# Pendant Tutorial in the works



## hewunch (Jun 30, 2009)

I made a pendant this AM and took lots of pictures. I hope to have the tutorial finished by Saturday. I would like a couple of people to proof read it before I put it out there. A couple of folks who have made pendants and a couple would would like to, but have not yet. Post here if you would like to proof it. Please also tell me if you have made one yet or not.
Thanks!
Hans


----------



## penhead (Jun 30, 2009)

Hans,
I have not made one of the pendants yet, have a 3-day weekend coming up soon, would enjoy proofing your tutorial if you would like. Let me know...


----------



## jnelson (Jun 30, 2009)

I have not made one, but it is on my list.  I do quite a bit of technical writing, so would be willing to proof read this for you.

Brad


----------



## leehljp (Jun 30, 2009)

If you want me to proof read the Japanese part, I'll be glad to do that! :biggrin: :wink:

Seriously, I am looking forward to seeing the tutorial when it is finished.


----------



## THarvey (Jun 30, 2009)

Hans,

I fit the "would like to but have not yet" category.  I will be glade to see your tutoral.

Thanks

Tim


----------



## rej19 (Jun 30, 2009)

If you need a "Proof Reading by Dummies" I'm qualified.


----------



## sailing_away (Jun 30, 2009)

I"d like to proof read it as well.  I have made several over the past week.


----------



## bad (Jun 30, 2009)

I'd offer to do some proof reading but when I was in grade 8 they gave us standardized testing to see where we were in various subjects. I was working at a grade 11 level for math and science and at a grade 3 level for spelling. You don't want me to proof read jack s#!t (see, I even spelled that wrong). Actually, without word of a lie, I was in 3rd year college (electronics engineering) before I found out that there is a u in circuit.

I'll do you a favour and pass on this one.


----------



## gketell (Jun 30, 2009)

I'd be happy to proof for you, Hans.  

I've made "a few".

GK


----------



## maxman400 (Jun 30, 2009)

I have only made one and I used a tutorial that was on line. One thing that was missing form it was a Starting size, the one I made was about 3'' which I think is just a little big.
So if you find a good starting size that would help us beginners who has not done this kind of thing.

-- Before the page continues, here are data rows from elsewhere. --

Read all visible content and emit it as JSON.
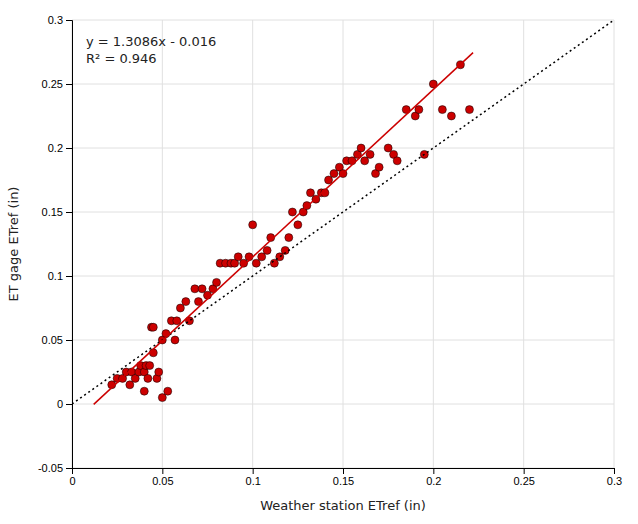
{
  "chart_data": {
    "type": "scatter",
    "xlabel": "Weather station ETref (in)",
    "ylabel": "ET gage ETref (in)",
    "xlim": [
      0,
      0.3
    ],
    "ylim": [
      -0.05,
      0.3
    ],
    "xticks": [
      0,
      0.05,
      0.1,
      0.15,
      0.2,
      0.25,
      0.3
    ],
    "yticks": [
      -0.05,
      0,
      0.05,
      0.1,
      0.15,
      0.2,
      0.25,
      0.3
    ],
    "grid": true,
    "annotations": [
      "y = 1.3086x - 0.016",
      "R² = 0.946"
    ],
    "series": [
      {
        "type": "scatter",
        "color": "#CC0000",
        "marker": "circle",
        "x": [
          0.022,
          0.025,
          0.028,
          0.03,
          0.032,
          0.033,
          0.035,
          0.037,
          0.038,
          0.04,
          0.04,
          0.041,
          0.042,
          0.043,
          0.044,
          0.045,
          0.045,
          0.047,
          0.048,
          0.05,
          0.05,
          0.052,
          0.053,
          0.055,
          0.057,
          0.058,
          0.06,
          0.063,
          0.065,
          0.068,
          0.07,
          0.072,
          0.075,
          0.078,
          0.08,
          0.082,
          0.085,
          0.088,
          0.09,
          0.092,
          0.095,
          0.098,
          0.1,
          0.102,
          0.105,
          0.108,
          0.11,
          0.112,
          0.115,
          0.118,
          0.12,
          0.122,
          0.125,
          0.128,
          0.13,
          0.132,
          0.135,
          0.138,
          0.14,
          0.142,
          0.145,
          0.148,
          0.15,
          0.152,
          0.155,
          0.158,
          0.16,
          0.162,
          0.165,
          0.168,
          0.17,
          0.175,
          0.178,
          0.18,
          0.185,
          0.19,
          0.192,
          0.195,
          0.2,
          0.205,
          0.21,
          0.215,
          0.22
        ],
        "values": [
          0.015,
          0.02,
          0.02,
          0.025,
          0.015,
          0.025,
          0.02,
          0.025,
          0.03,
          0.01,
          0.025,
          0.03,
          0.02,
          0.03,
          0.06,
          0.04,
          0.06,
          0.02,
          0.025,
          0.05,
          0.005,
          0.055,
          0.01,
          0.065,
          0.05,
          0.065,
          0.075,
          0.08,
          0.065,
          0.09,
          0.08,
          0.09,
          0.085,
          0.09,
          0.095,
          0.11,
          0.11,
          0.11,
          0.11,
          0.115,
          0.11,
          0.115,
          0.14,
          0.11,
          0.115,
          0.12,
          0.13,
          0.11,
          0.115,
          0.12,
          0.13,
          0.15,
          0.14,
          0.15,
          0.155,
          0.165,
          0.16,
          0.165,
          0.165,
          0.175,
          0.18,
          0.185,
          0.18,
          0.19,
          0.19,
          0.195,
          0.2,
          0.19,
          0.195,
          0.18,
          0.185,
          0.2,
          0.195,
          0.19,
          0.23,
          0.225,
          0.23,
          0.195,
          0.25,
          0.23,
          0.225,
          0.265,
          0.23
        ]
      },
      {
        "type": "line",
        "color": "#000000",
        "line_style": "dotted",
        "x": [
          0,
          0.3
        ],
        "values": [
          0,
          0.3
        ]
      },
      {
        "type": "line",
        "color": "#CC0000",
        "line_style": "solid",
        "x": [
          0.012,
          0.222
        ],
        "values": [
          -0.0002968,
          0.2745092
        ]
      }
    ]
  }
}
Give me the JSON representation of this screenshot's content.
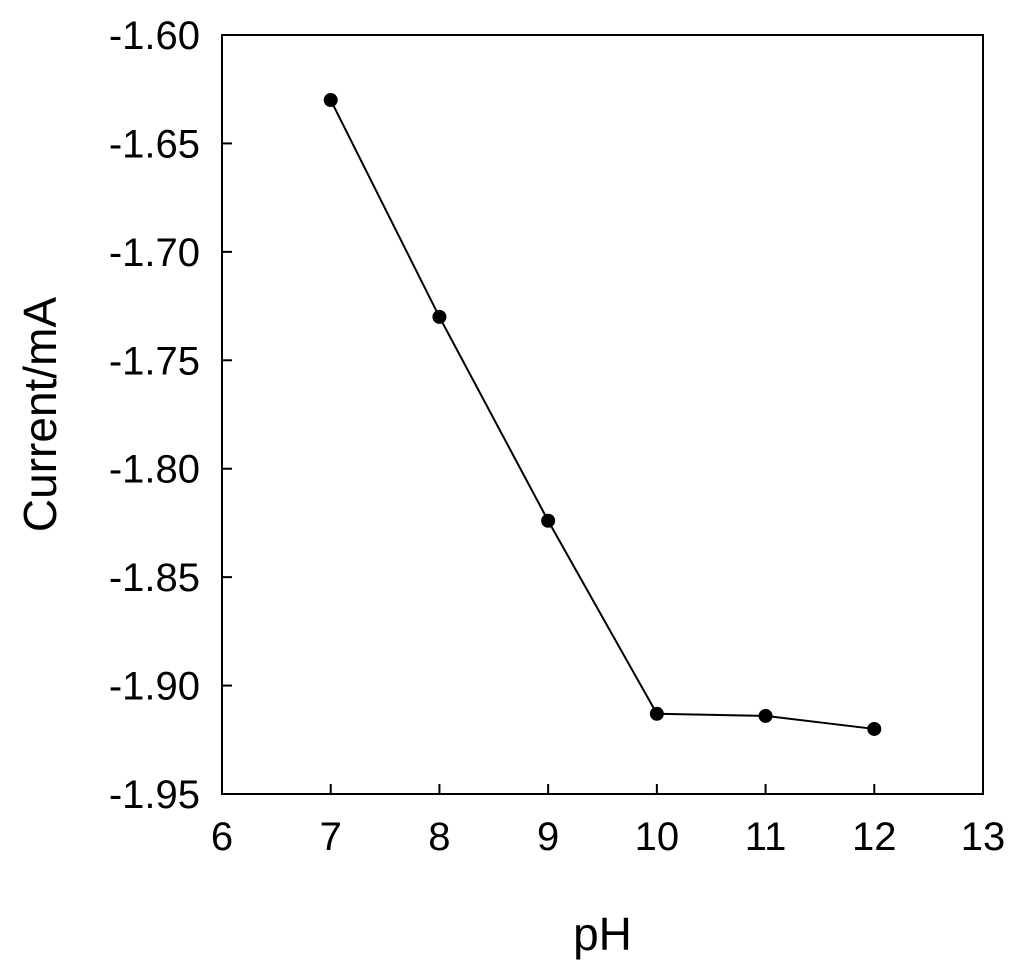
{
  "chart_data": {
    "type": "line",
    "title": "",
    "xlabel": "pH",
    "ylabel": "Current/mA",
    "xlim": [
      6,
      13
    ],
    "ylim": [
      -1.95,
      -1.6
    ],
    "x_ticks": [
      "6",
      "7",
      "8",
      "9",
      "10",
      "11",
      "12",
      "13"
    ],
    "y_ticks": [
      "-1.60",
      "-1.65",
      "-1.70",
      "-1.75",
      "-1.80",
      "-1.85",
      "-1.90",
      "-1.95"
    ],
    "grid": false,
    "legend": "none",
    "series": [
      {
        "x": [
          7,
          8,
          9,
          10,
          11,
          12
        ],
        "y": [
          -1.63,
          -1.73,
          -1.824,
          -1.913,
          -1.914,
          -1.92
        ],
        "color": "#000000",
        "marker": "filled-circle"
      }
    ]
  }
}
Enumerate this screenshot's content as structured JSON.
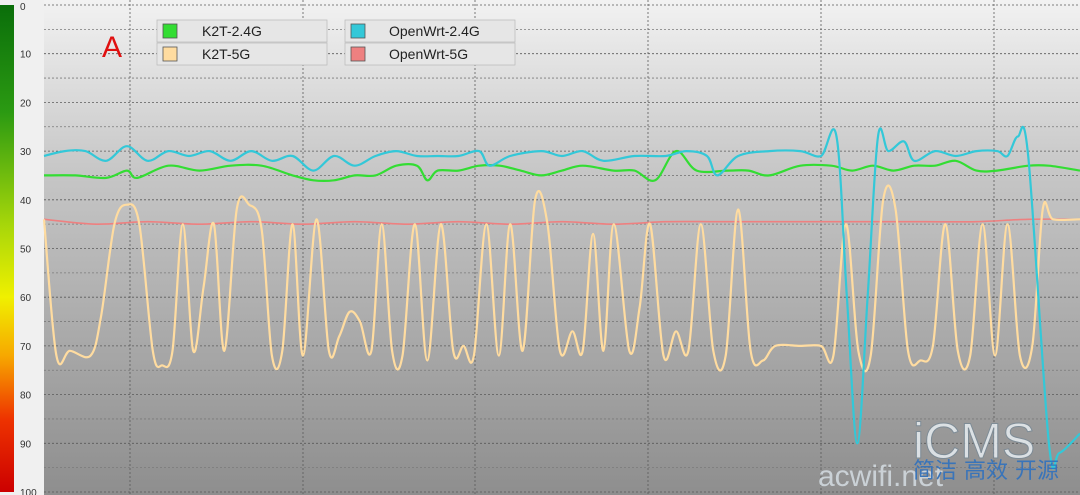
{
  "chart_data": {
    "type": "line",
    "panel_label": "A",
    "y_reversed": true,
    "ylim": [
      0,
      100
    ],
    "yticks": [
      0,
      10,
      20,
      30,
      40,
      50,
      60,
      70,
      80,
      90,
      100
    ],
    "grid": true,
    "legend_position": "top-left",
    "series": [
      {
        "name": "K2T-2.4G",
        "color": "#33dd33",
        "points": [
          [
            0,
            35
          ],
          [
            3,
            35
          ],
          [
            6,
            35.5
          ],
          [
            8,
            34
          ],
          [
            9,
            35.5
          ],
          [
            12,
            33
          ],
          [
            15,
            34
          ],
          [
            18,
            33
          ],
          [
            21,
            33
          ],
          [
            24,
            35
          ],
          [
            26,
            36
          ],
          [
            28,
            36
          ],
          [
            30,
            35
          ],
          [
            32,
            35
          ],
          [
            34,
            33
          ],
          [
            36,
            33
          ],
          [
            37,
            36
          ],
          [
            38,
            34
          ],
          [
            40,
            34
          ],
          [
            42,
            33
          ],
          [
            44,
            33
          ],
          [
            46,
            34
          ],
          [
            48,
            35
          ],
          [
            50,
            34
          ],
          [
            52,
            33
          ],
          [
            55,
            34
          ],
          [
            57,
            34
          ],
          [
            59,
            36
          ],
          [
            61,
            30
          ],
          [
            63,
            34
          ],
          [
            66,
            34
          ],
          [
            68,
            34
          ],
          [
            70,
            35
          ],
          [
            73,
            33
          ],
          [
            76,
            33
          ],
          [
            78,
            34
          ],
          [
            80,
            33
          ],
          [
            82,
            34
          ],
          [
            84,
            33
          ],
          [
            86,
            33
          ],
          [
            88,
            32
          ],
          [
            90,
            34
          ],
          [
            92,
            34
          ],
          [
            95,
            33
          ],
          [
            97,
            33
          ],
          [
            100,
            34
          ]
        ]
      },
      {
        "name": "OpenWrt-2.4G",
        "color": "#33c8d8",
        "points": [
          [
            0,
            31
          ],
          [
            2,
            30
          ],
          [
            4,
            30
          ],
          [
            6,
            32
          ],
          [
            8,
            29
          ],
          [
            10,
            32
          ],
          [
            12,
            30
          ],
          [
            14,
            31
          ],
          [
            16,
            30
          ],
          [
            18,
            32
          ],
          [
            20,
            30
          ],
          [
            22,
            32
          ],
          [
            24,
            31
          ],
          [
            26,
            34
          ],
          [
            28,
            31
          ],
          [
            30,
            33
          ],
          [
            32,
            31
          ],
          [
            34,
            30
          ],
          [
            36,
            31
          ],
          [
            38,
            31
          ],
          [
            40,
            31
          ],
          [
            42,
            30
          ],
          [
            43,
            33
          ],
          [
            45,
            31
          ],
          [
            48,
            30
          ],
          [
            50,
            31
          ],
          [
            52,
            30
          ],
          [
            54,
            32
          ],
          [
            57,
            31
          ],
          [
            60,
            31
          ],
          [
            62,
            30
          ],
          [
            64,
            31
          ],
          [
            65,
            35
          ],
          [
            67,
            31
          ],
          [
            70,
            30
          ],
          [
            73,
            30
          ],
          [
            75,
            31
          ],
          [
            76.5,
            27
          ],
          [
            77.5,
            60
          ],
          [
            78.5,
            90
          ],
          [
            79.5,
            60
          ],
          [
            80.5,
            27
          ],
          [
            81.5,
            30
          ],
          [
            83,
            28
          ],
          [
            84,
            32
          ],
          [
            86,
            30
          ],
          [
            88,
            31
          ],
          [
            90,
            30
          ],
          [
            92,
            30
          ],
          [
            93,
            31
          ],
          [
            94,
            27
          ],
          [
            95,
            31
          ],
          [
            97,
            90
          ],
          [
            98,
            92
          ],
          [
            100,
            88
          ]
        ]
      },
      {
        "name": "K2T-5G",
        "color": "#ffdca0",
        "points": [
          [
            0,
            44
          ],
          [
            1.2,
            72
          ],
          [
            2.5,
            71
          ],
          [
            4.5,
            72
          ],
          [
            5.5,
            64
          ],
          [
            6.8,
            45
          ],
          [
            8,
            41
          ],
          [
            9.2,
            45
          ],
          [
            10.5,
            71
          ],
          [
            11.4,
            74
          ],
          [
            12.4,
            71
          ],
          [
            13.4,
            45
          ],
          [
            14.4,
            71
          ],
          [
            15.4,
            58
          ],
          [
            16.4,
            45
          ],
          [
            17.4,
            71
          ],
          [
            18.6,
            42
          ],
          [
            19.8,
            41
          ],
          [
            21,
            46
          ],
          [
            22,
            72
          ],
          [
            23,
            71
          ],
          [
            24,
            45
          ],
          [
            25,
            72
          ],
          [
            26.3,
            44
          ],
          [
            27.5,
            71
          ],
          [
            28.5,
            68
          ],
          [
            29.5,
            63
          ],
          [
            30.5,
            65
          ],
          [
            31.6,
            71
          ],
          [
            32.6,
            45
          ],
          [
            33.6,
            71
          ],
          [
            34.6,
            72
          ],
          [
            35.8,
            45
          ],
          [
            37,
            73
          ],
          [
            38.3,
            45
          ],
          [
            39.5,
            71
          ],
          [
            40.5,
            70
          ],
          [
            41.5,
            72
          ],
          [
            42.7,
            45
          ],
          [
            43.9,
            72
          ],
          [
            45,
            45
          ],
          [
            46.2,
            71
          ],
          [
            47.4,
            40
          ],
          [
            48.6,
            45
          ],
          [
            49.8,
            71
          ],
          [
            51,
            67
          ],
          [
            52,
            71
          ],
          [
            53,
            47
          ],
          [
            54,
            71
          ],
          [
            55,
            45
          ],
          [
            56.5,
            71
          ],
          [
            57.5,
            62
          ],
          [
            58.5,
            45
          ],
          [
            59.8,
            72
          ],
          [
            61,
            67
          ],
          [
            62.2,
            71
          ],
          [
            63.4,
            45
          ],
          [
            64.6,
            71
          ],
          [
            65.8,
            72
          ],
          [
            67,
            42
          ],
          [
            68.2,
            71
          ],
          [
            69.4,
            73
          ],
          [
            70.6,
            70
          ],
          [
            73,
            70
          ],
          [
            75,
            70
          ],
          [
            76.2,
            72
          ],
          [
            77.4,
            45
          ],
          [
            78.6,
            71
          ],
          [
            79.8,
            72
          ],
          [
            81,
            40
          ],
          [
            82.2,
            42
          ],
          [
            83.4,
            71
          ],
          [
            84.6,
            73
          ],
          [
            85.8,
            70
          ],
          [
            87,
            45
          ],
          [
            88.2,
            71
          ],
          [
            89.4,
            72
          ],
          [
            90.6,
            45
          ],
          [
            91.8,
            72
          ],
          [
            93,
            45
          ],
          [
            94.2,
            72
          ],
          [
            95.4,
            70
          ],
          [
            96.4,
            42
          ],
          [
            97.4,
            44
          ],
          [
            100,
            44
          ]
        ]
      },
      {
        "name": "OpenWrt-5G",
        "color": "#ee8080",
        "points": [
          [
            0,
            44
          ],
          [
            5,
            45
          ],
          [
            10,
            44.5
          ],
          [
            15,
            45
          ],
          [
            20,
            44.5
          ],
          [
            25,
            45
          ],
          [
            30,
            44.5
          ],
          [
            35,
            45
          ],
          [
            40,
            44.5
          ],
          [
            45,
            45
          ],
          [
            50,
            44.5
          ],
          [
            55,
            45
          ],
          [
            60,
            44.5
          ],
          [
            65,
            44.5
          ],
          [
            70,
            44.5
          ],
          [
            75,
            44.5
          ],
          [
            80,
            44.5
          ],
          [
            85,
            44.5
          ],
          [
            90,
            44.5
          ],
          [
            95,
            44
          ],
          [
            100,
            44
          ]
        ]
      }
    ]
  },
  "watermark": {
    "brand": "iCMS",
    "site": "acwifi.net",
    "slogan": "简洁 高效 开源"
  }
}
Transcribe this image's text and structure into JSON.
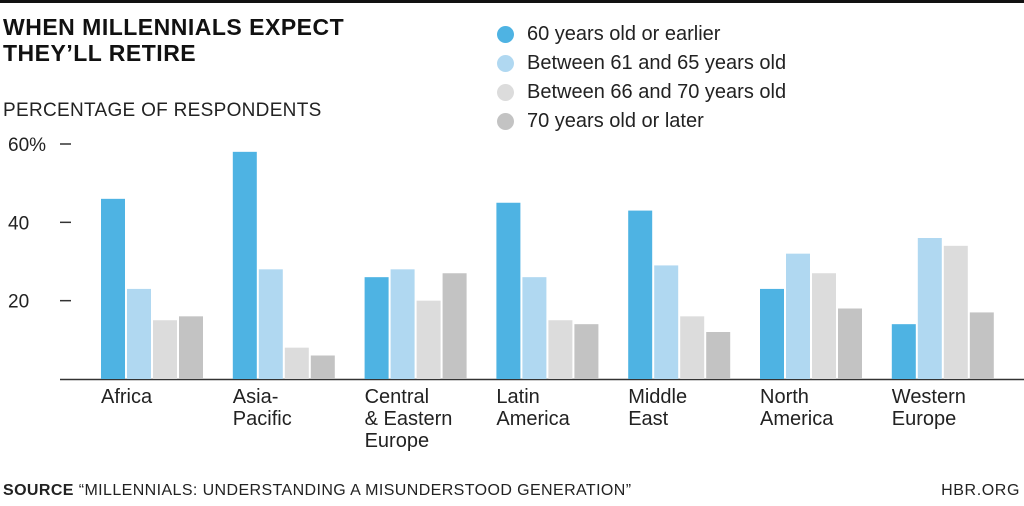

I am looking forward to yours.


----------



## broitblat (Jun 30, 2009)

Hans,

I'd be happy to proof read a copy.

  -Barry


----------



## scotian12 (Jun 30, 2009)

Hans...I have not done a pendant yet but would be willing to help with the proof reading.Darrell Eisner


----------



## scotian12 (Jun 30, 2009)

PS...I went out yesterday and purchased the double sided tape...so I have one step completed on this new project.   Darrell Eisner


----------



## hewunch (Jun 30, 2009)

PMs sent to all who replied. Thanks for your help. I think we have more than enough folks to proof it. IT would be great if you could look it over and get back to me tomorrow so if I have any changes I can get them made by Friday.
Thx again!
Hans


----------



## gad5264 (Jun 30, 2009)

Hans, I know I'm a little late to the party but have had a busy day. However, I have made a few of these and would also like to proof read your tutorial.


----------



## jleiwig (Jul 1, 2009)

I can turn it into a PDF if you need it.  I don't care to proof read it as I do that on a daily basis, but I'll turn it into a PDF.


----------



## hewunch (Jul 1, 2009)

jleiwig said:


> I can turn it into a PDF if you need it.  I don't care to proof read it as I do that on a daily basis, but I'll turn it into a PDF.



Thanks for the offer, but WP does that for me. That is really nice of you though.
Hans


----------